Design of Conformationally
Constrained Acyl Sulfonamide
Isosteres: Identification of N‑([1,2,4]Triazolo[4,3‑a]pyridin-3-yl)methane-sulfonamides as Potent and Selective hNaV1.7
Inhibitors for the Treatment of Pain
posted on 2018-05-08, 00:00authored byThilo Focken, Sultan Chowdhury, Alla Zenova, Michael E. Grimwood, Christine Chabot, Tao Sheng, Ivan Hemeon, Shannon M. Decker, Michael Wilson, Paul Bichler, Qi Jia, Shaoyi Sun, Clint Young, Sophia Lin, Samuel J. Goodchild, Noah G. Shuart, Elaine Chang, Zhiwei Xie, Bowen Li, Kuldip Khakh, Girish Bankar, Matthew Waldbrook, Rainbow Kwan, Karen Nelkenbrecher, Parisa Karimi Tari, Navjot Chahal, Luis Sojo, C. Lee Robinette, Andrew D. White, Chien-An Chen, Yi Zhang, Jodie Pang, Jae H. Chang, David H. Hackos, J. P. Johnson, Charles J. Cohen, Daniel F. Ortwine, Daniel P. Sutherlin, Christoph M. Dehnhardt, Brian S. Safina
The
sodium channel NaV1.7 has emerged as a promising
target for the treatment of pain based on strong genetic validation
of its role in nociception.
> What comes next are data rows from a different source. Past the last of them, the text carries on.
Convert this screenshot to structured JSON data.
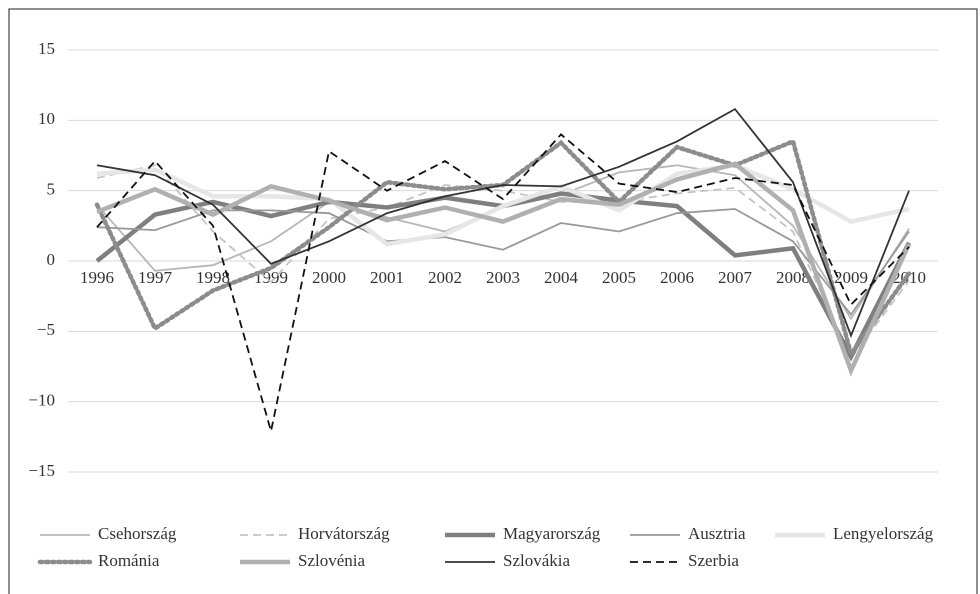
{
  "chart_data": {
    "type": "line",
    "categories": [
      "1996",
      "1997",
      "1998",
      "1999",
      "2000",
      "2001",
      "2002",
      "2003",
      "2004",
      "2005",
      "2006",
      "2007",
      "2008",
      "2009",
      "2010"
    ],
    "ylim": [
      -15,
      15
    ],
    "yticks": [
      {
        "value": -15,
        "label": "−15"
      },
      {
        "value": -10,
        "label": "−10"
      },
      {
        "value": -5,
        "label": "−5"
      },
      0,
      5,
      10,
      15
    ],
    "grid": true,
    "legend": "bottom",
    "series": [
      {
        "name": "Csehország",
        "color": "#b8b8b8",
        "line_style": "solid",
        "weight": "thin",
        "values": [
          4.0,
          -0.7,
          -0.3,
          1.4,
          4.2,
          3.1,
          2.1,
          3.8,
          4.7,
          6.3,
          6.8,
          6.1,
          2.5,
          -4.1,
          2.3
        ]
      },
      {
        "name": "Horvátország",
        "color": "#c4c4c4",
        "line_style": "dashed",
        "weight": "thin",
        "values": [
          5.9,
          6.8,
          2.1,
          -1.5,
          3.0,
          3.8,
          5.4,
          5.0,
          4.2,
          4.2,
          4.8,
          5.2,
          2.1,
          -6.9,
          -1.4
        ]
      },
      {
        "name": "Magyarország",
        "color": "#7f7f7f",
        "line_style": "solid",
        "weight": "thick",
        "values": [
          0.0,
          3.3,
          4.2,
          3.2,
          4.2,
          3.8,
          4.5,
          3.9,
          4.8,
          4.3,
          3.9,
          0.4,
          0.9,
          -6.8,
          1.3
        ]
      },
      {
        "name": "Ausztria",
        "color": "#999999",
        "line_style": "solid",
        "weight": "thin",
        "values": [
          2.4,
          2.2,
          3.6,
          3.6,
          3.4,
          1.4,
          1.7,
          0.8,
          2.7,
          2.1,
          3.4,
          3.7,
          1.4,
          -3.8,
          2.1
        ]
      },
      {
        "name": "Lengyelország",
        "color": "#e6e6e6",
        "line_style": "solid",
        "weight": "thick",
        "values": [
          6.2,
          6.5,
          4.6,
          4.6,
          4.4,
          1.2,
          1.9,
          3.9,
          5.3,
          3.6,
          6.2,
          6.8,
          5.1,
          2.8,
          3.7
        ]
      },
      {
        "name": "Románia",
        "color": "#8c8c8c",
        "line_style": "dotted",
        "weight": "thick",
        "values": [
          4.0,
          -4.8,
          -2.1,
          -0.5,
          2.4,
          5.6,
          5.1,
          5.4,
          8.4,
          4.2,
          8.1,
          6.8,
          8.5,
          -6.6,
          -0.9
        ]
      },
      {
        "name": "Szlovénia",
        "color": "#b0b0b0",
        "line_style": "solid",
        "weight": "thick",
        "values": [
          3.5,
          5.1,
          3.3,
          5.3,
          4.3,
          2.9,
          3.8,
          2.8,
          4.4,
          4.0,
          5.8,
          6.9,
          3.6,
          -7.8,
          1.2
        ]
      },
      {
        "name": "Szlovákia",
        "color": "#333333",
        "line_style": "solid",
        "weight": "thin",
        "values": [
          6.8,
          6.1,
          4.0,
          -0.2,
          1.4,
          3.4,
          4.6,
          5.4,
          5.3,
          6.7,
          8.5,
          10.8,
          5.6,
          -5.3,
          5.0
        ]
      },
      {
        "name": "Szerbia",
        "color": "#111111",
        "line_style": "dashed",
        "weight": "thin",
        "values": [
          2.4,
          7.1,
          2.5,
          -12.1,
          7.8,
          5.0,
          7.1,
          4.4,
          9.0,
          5.5,
          4.9,
          5.9,
          5.4,
          -3.1,
          1.0
        ]
      }
    ]
  }
}
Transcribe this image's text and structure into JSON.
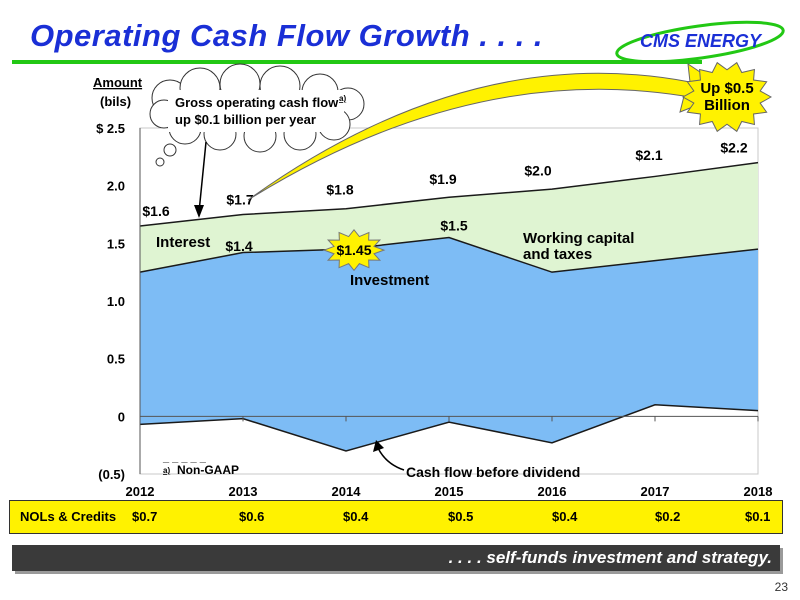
{
  "slide": {
    "title": "Operating Cash Flow Growth . . . .",
    "logo_text": "CMS ENERGY",
    "footer": ". . . . self-funds investment and strategy.",
    "page_number": "23",
    "colors": {
      "title": "#1a2fd6",
      "rule": "#22c814",
      "investment": "#7dbcf5",
      "working": "#dff4d2",
      "callout": "#fff200"
    }
  },
  "chart_data": {
    "type": "area",
    "ylabel": "Amount",
    "yunit": "(bils)",
    "ylim": [
      -0.5,
      2.5
    ],
    "yticks": [
      {
        "v": 2.5,
        "label": "$ 2.5"
      },
      {
        "v": 2.0,
        "label": "2.0"
      },
      {
        "v": 1.5,
        "label": "1.5"
      },
      {
        "v": 1.0,
        "label": "1.0"
      },
      {
        "v": 0.5,
        "label": "0.5"
      },
      {
        "v": 0,
        "label": "0"
      },
      {
        "v": -0.5,
        "label": "(0.5)"
      }
    ],
    "x": [
      "2012",
      "2013",
      "2014",
      "2015",
      "2016",
      "2017",
      "2018"
    ],
    "gross_operating_cash_flow": [
      1.65,
      1.75,
      1.8,
      1.9,
      1.97,
      2.08,
      2.2
    ],
    "investment": [
      1.25,
      1.42,
      1.45,
      1.55,
      1.25,
      1.35,
      1.45
    ],
    "cash_flow_before_dividend": [
      -0.07,
      -0.02,
      -0.3,
      -0.05,
      -0.23,
      0.1,
      0.05
    ],
    "labels": {
      "gross": [
        {
          "i": 0,
          "v": 1.6,
          "text": "$1.6"
        },
        {
          "i": 1,
          "v": 1.7,
          "text": "$1.7"
        },
        {
          "i": 2,
          "v": 1.8,
          "text": "$1.8"
        },
        {
          "i": 3,
          "v": 1.9,
          "text": "$1.9"
        },
        {
          "i": 4,
          "v": 2.0,
          "text": "$2.0"
        },
        {
          "i": 5,
          "v": 2.1,
          "text": "$2.1"
        },
        {
          "i": 6,
          "v": 2.2,
          "text": "$2.2"
        }
      ],
      "investment": [
        {
          "i": 1,
          "v": 1.4,
          "text": "$1.4"
        },
        {
          "i": 2,
          "v": 1.45,
          "text": "$1.45"
        },
        {
          "i": 3,
          "v": 1.5,
          "text": "$1.5"
        }
      ]
    },
    "annotations": {
      "interest": "Interest",
      "investment": "Investment",
      "working_capital": [
        "Working capital",
        "and taxes"
      ],
      "cloud": [
        "Gross operating cash flow",
        "up $0.1 billion per year"
      ],
      "cloud_marker": "a)",
      "up_label": [
        "Up $0.5",
        "Billion"
      ],
      "cash_flow": "Cash flow before dividend",
      "footnote_marker": "a)",
      "footnote": "Non-GAAP",
      "footnote_rule": "_ _ _ _ _"
    }
  },
  "nols": {
    "label": "NOLs & Credits",
    "values": [
      "$0.7",
      "$0.6",
      "$0.4",
      "$0.5",
      "$0.4",
      "$0.2",
      "$0.1"
    ]
  }
}
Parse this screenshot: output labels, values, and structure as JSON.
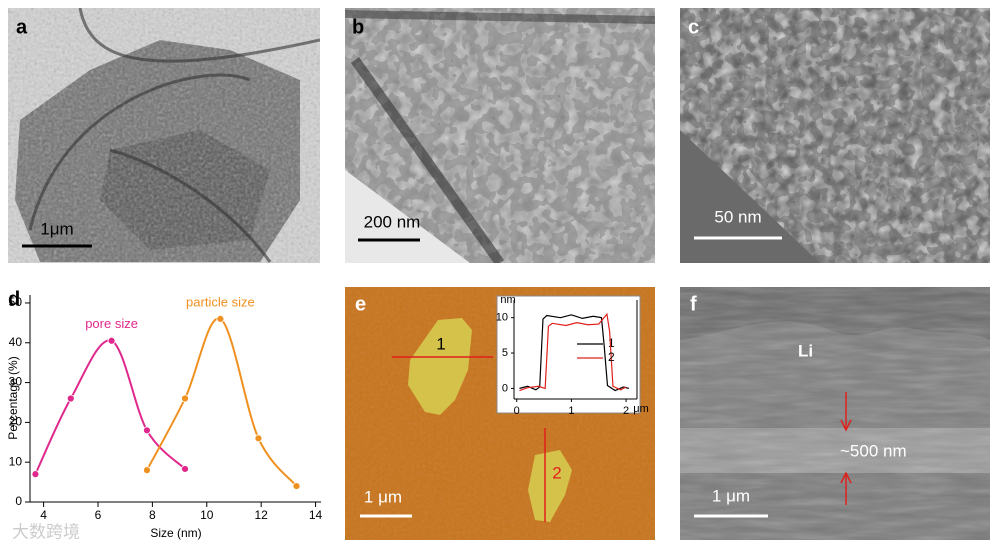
{
  "panels": {
    "a": {
      "label": "a",
      "scale_bar": "1μm"
    },
    "b": {
      "label": "b",
      "scale_bar": "200 nm"
    },
    "c": {
      "label": "c",
      "scale_bar": "50 nm"
    },
    "d": {
      "label": "d"
    },
    "e": {
      "label": "e",
      "scale_bar": "1 μm",
      "line_labels": [
        "1",
        "2"
      ]
    },
    "f": {
      "label": "f",
      "scale_bar": "1 μm",
      "annotations": [
        "Li",
        "~500 nm"
      ]
    },
    "watermark": "大数跨境"
  },
  "chart_data": [
    {
      "type": "line",
      "x_label": "Size (nm)",
      "y_label": "Percentage (%)",
      "xlim": [
        3.5,
        14.2
      ],
      "ylim": [
        0,
        52
      ],
      "xticks": [
        4,
        6,
        8,
        10,
        12,
        14
      ],
      "yticks": [
        0,
        10,
        20,
        30,
        40,
        50
      ],
      "smooth": true,
      "markers": true,
      "series": [
        {
          "name": "pore size",
          "color": "#e0288c",
          "x": [
            3.7,
            5,
            6.5,
            7.8,
            9.2
          ],
          "values": [
            7,
            26,
            40.5,
            18,
            8.3
          ]
        },
        {
          "name": "particle size",
          "color": "#f0901e",
          "x": [
            7.8,
            9.2,
            10.5,
            11.9,
            13.3
          ],
          "values": [
            8,
            26,
            46,
            16,
            4
          ]
        }
      ]
    },
    {
      "type": "line",
      "x_label": "μm",
      "y_label": "nm",
      "xlim": [
        -0.05,
        2.2
      ],
      "ylim": [
        -1.5,
        12.5
      ],
      "xticks": [
        0,
        1,
        2
      ],
      "yticks": [
        0,
        5,
        10
      ],
      "smooth": false,
      "markers": false,
      "legend": "right",
      "series": [
        {
          "name": "1",
          "color": "#000000",
          "x": [
            0.05,
            0.2,
            0.35,
            0.42,
            0.48,
            0.55,
            0.8,
            1.0,
            1.2,
            1.4,
            1.55,
            1.6,
            1.66,
            1.8,
            1.95,
            2.05
          ],
          "values": [
            0,
            0.3,
            -0.2,
            0.2,
            9.8,
            10.3,
            10,
            10.4,
            9.9,
            10.2,
            10,
            6,
            0.4,
            -0.3,
            0.2,
            0
          ]
        },
        {
          "name": "2",
          "color": "#e0201c",
          "x": [
            0.05,
            0.2,
            0.4,
            0.52,
            0.58,
            0.65,
            0.9,
            1.1,
            1.3,
            1.5,
            1.65,
            1.7,
            1.76,
            1.9,
            2.0
          ],
          "values": [
            -0.3,
            0.1,
            0.3,
            0,
            8.8,
            9.2,
            8.9,
            9.3,
            9,
            9.1,
            10.5,
            8,
            0.3,
            -0.2,
            0.2
          ]
        }
      ]
    }
  ]
}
In recent years, a number of aryl and
acyl sulfonamides have been reported as potent inhibitors of NaV1.7, with high selectivity over the cardiac isoform NaV1.5. Herein, we report on the discovery of a novel series
of N-([1,2,4]triazolo[4,3-a]pyridin-3-yl)methanesulfonamides
as selective NaV1.7 inhibitors. Starting with the crystal
structure of an acyl sulfonamide, we rationalized that cyclization
to form a fused heterocycle would improve physicochemical properties,
in particular lipophilicity. Our design strategy focused on optimization
of potency for block of NaV1.7 and human metabolic stability.
Lead compounds 10, 13 (GNE-131), and 25 showed excellent potency, good in vitro metabolic stability, and low in vivo clearance
in mouse, rat, and dog. Compound 13 also displayed excellent
efficacy in a transgenic mouse model of induced pain.